Brief Article
Copyright ©2013 Baishideng Publishing Group Co., Limited. All rights reserved.
World J Hepatol. Nov 27, 2013; 5(11): 635-641
Published online Nov 27, 2013. doi: 10.4254/wjh.v5.i11.635
IL-28B polymorphisms and treatment response in hepatitis C virus patients with persistently normal alanine aminotransferase
Tatsuo Miyamura, Tatsuo Kanda, Masato Nakamura, Xia Jiang, Shuang Wu, Shingo Nakamoto, Shigeru Mikami, Nobuo Takada, Fumio Imazeki, Osamu Yokosuka
Tatsuo Miyamura, Tatsuo Kanda, Masato Nakamura, Xia Jiang, Shuang Wu, Shingo Nakamoto, Osamu Yokosuka, Department of Gastroenterology and Nephrology, Chiba University, Graduate School of Medicine, Chiba 260-8677, Japan
Shigeru Mikami, Department of Internal Medicine, Kikkoman General Hospital, Noda 278-0005, Japan
Nobuo Takada, Department of Internal Medicine, Toho University, Sakura Medical Centre, Sakura 285-8741, Japan
Fumio Imazeki, Safety and Health Organization, Chiba University, Chiba 263-8522, Japan
Author contributions: Miyamura T and Kanda T designed the study and performed the majority of experiments; Kanda T, Mikami S, Takada N, Imazeki F and Yokosuka O collected all human samples; Miyamura T, Kanda T, Nakamura M, Jiang X and Wu S analyzed the data; Kanda T drafted the manuscript; all authors approved the manuscript.
Supported by Grants for Scientific Research from the Ministry of Education, Culture, Sports, Science, and Technology, Japan; and Grants from the Ministry of Health, Labour and Welfare of Japan
Correspondence to: Tatsuo Kanda, MD, PhD, Associate Professor, Department of Gastroenterology and Nephrology, Chiba University, Graduate School of Medicine, 1-8-1 Inohana, Chuo-ku, Chiba 260-8677, Japan. kandat-cib@umin.ac.jp
Telephone: +81-43-2262086 Fax: +81-43-2262088
Received: September 1, 2013
Revised: October 7, 2013
Accepted: November 2, 2013
Published online: November 27, 2013
Abstract

AIM: To examine the association between the interleukin 28B (IL-28B) genotype and treatment response in hepatitis C virus (HCV)-infected patients with persistently normal alanine aminotransferase (PNALT).
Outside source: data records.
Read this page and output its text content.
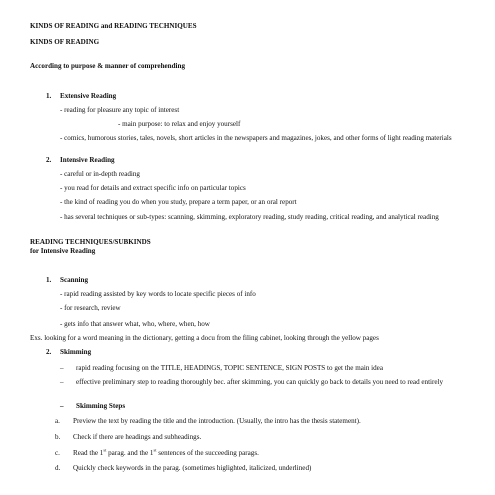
KINDS OF READING and READING TECHNIQUES
KINDS OF READING
According to purpose & manner of comprehending
1. Extensive Reading
- reading for pleasure any topic of interest
- main purpose: to relax and enjoy yourself
- comics, humorous stories, tales, novels, short articles in the newspapers and magazines, jokes, and other forms of light reading materials
2. Intensive Reading
- careful or in-depth reading
- you read for details and extract specific info on particular topics
- the kind of reading you do when you study, prepare a term paper, or an oral report
- has several techniques or sub-types: scanning, skimming, exploratory reading, study reading, critical reading, and analytical reading
READING TECHNIQUES/SUBKINDS
for Intensive Reading
1. Scanning
- rapid reading assisted by key words to locate specific pieces of info
- for research, review
- gets info that answer what, who, where, when, how
Exs. looking for a word meaning in the dictionary, getting a docu from the filing cabinet, looking through the yellow pages
2. Skimming
– rapid reading focusing on the TITLE, HEADINGS, TOPIC SENTENCE, SIGN POSTS to get the main idea
– effective preliminary step to reading thoroughly bec. after skimming, you can quickly go back to details you need to read entirely
– Skimming Steps
a. Preview the text by reading the title and the introduction. (Usually, the intro has the thesis statement).
b. Check if there are headings and subheadings.
c. Read the 1st parag. and the 1st sentences of the succeeding parags.
d. Quickly check keywords in the parag. (sometimes higlighted, italicized, underlined)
METHODS: We compared the treatment response of HCV-infected patients with PNALT to that of patients with non-PNALT. Between February 2010 and April 2013, 278 patients infected with HCV were enrolled in this study. All of the patients were treated with peginterferon-alpha 2a or 2b plus ribavirin. In addition, 180 μg of peginterferon alpha-2a or 1.5 μg/kg peginterferon alpha-2b per week plus weight-based ribavirin (600-1000 mg/d) were typically administered for 24 wk to HCV genotype 2-infected patients or for 48-72 wk to HCV genotype 1-infected patients. In all of the patients, the IL-28B rs8099917 genotype was determined using a TaqMan single-nucleotide polymorphism assay. HCV RNA was measured using the COBAS TaqMan HCV test.

RESULTS: Female patients were dominant in the PNALT group (P < 0.0001). Among 72 HCV genotype 1-infected patients with PNALT, the early virologic response (EVR) rates (P < 0.01) and the sustained virologic response (SVR) rates (P < 0.01) were higher in patients with the IL-28B TT genotype than in those with the IL-28B TG/GG genotype. In HCV genotype 1-infected patients with PNALT, multivariate logistic-regression analysis showed that SVR was independently predicted by the IL-28B rs8099917 TT type (P < 0.05) and having an EVR (P < 0.01). The IL-28B rs8099917 TT genotype strongly correlated with treatment response in HCV genotype 1-infected Asian patients with PNALT.

CONCLUSION: The IL-28B genotype may be useful for selecting HCV genotype 1-infected patients with PNALT who should receive interferon-based treatment.

Keywords: Hepatitis C virus, Interleukin 28B, Persistent normal alanine aminotransferase levels, Standard of care, Treatment response

Core tip: Whether the interleukin 28B (IL-28B) genotype affects the treatment response to peginterferon plus ribavirin in hepatitis C virus (HCV)-infected patients with persistently normal alanine aminotransferase (PNALT) is unclear. We examined the association between the IL-28B genotype and treatment response in HCV-infected patients with PNALT. Opinions about the appropriate treatment method for HCV-infected patients with PNALT differ. In the present study, we found that IL-28B rs8099917 TT was associated with SVR in HCV genotype 1-infected Asian patients with PNALT. The determination of IL-28B genotype is important for the successful treatment of HCV genotype 1-infected patients with PNALT.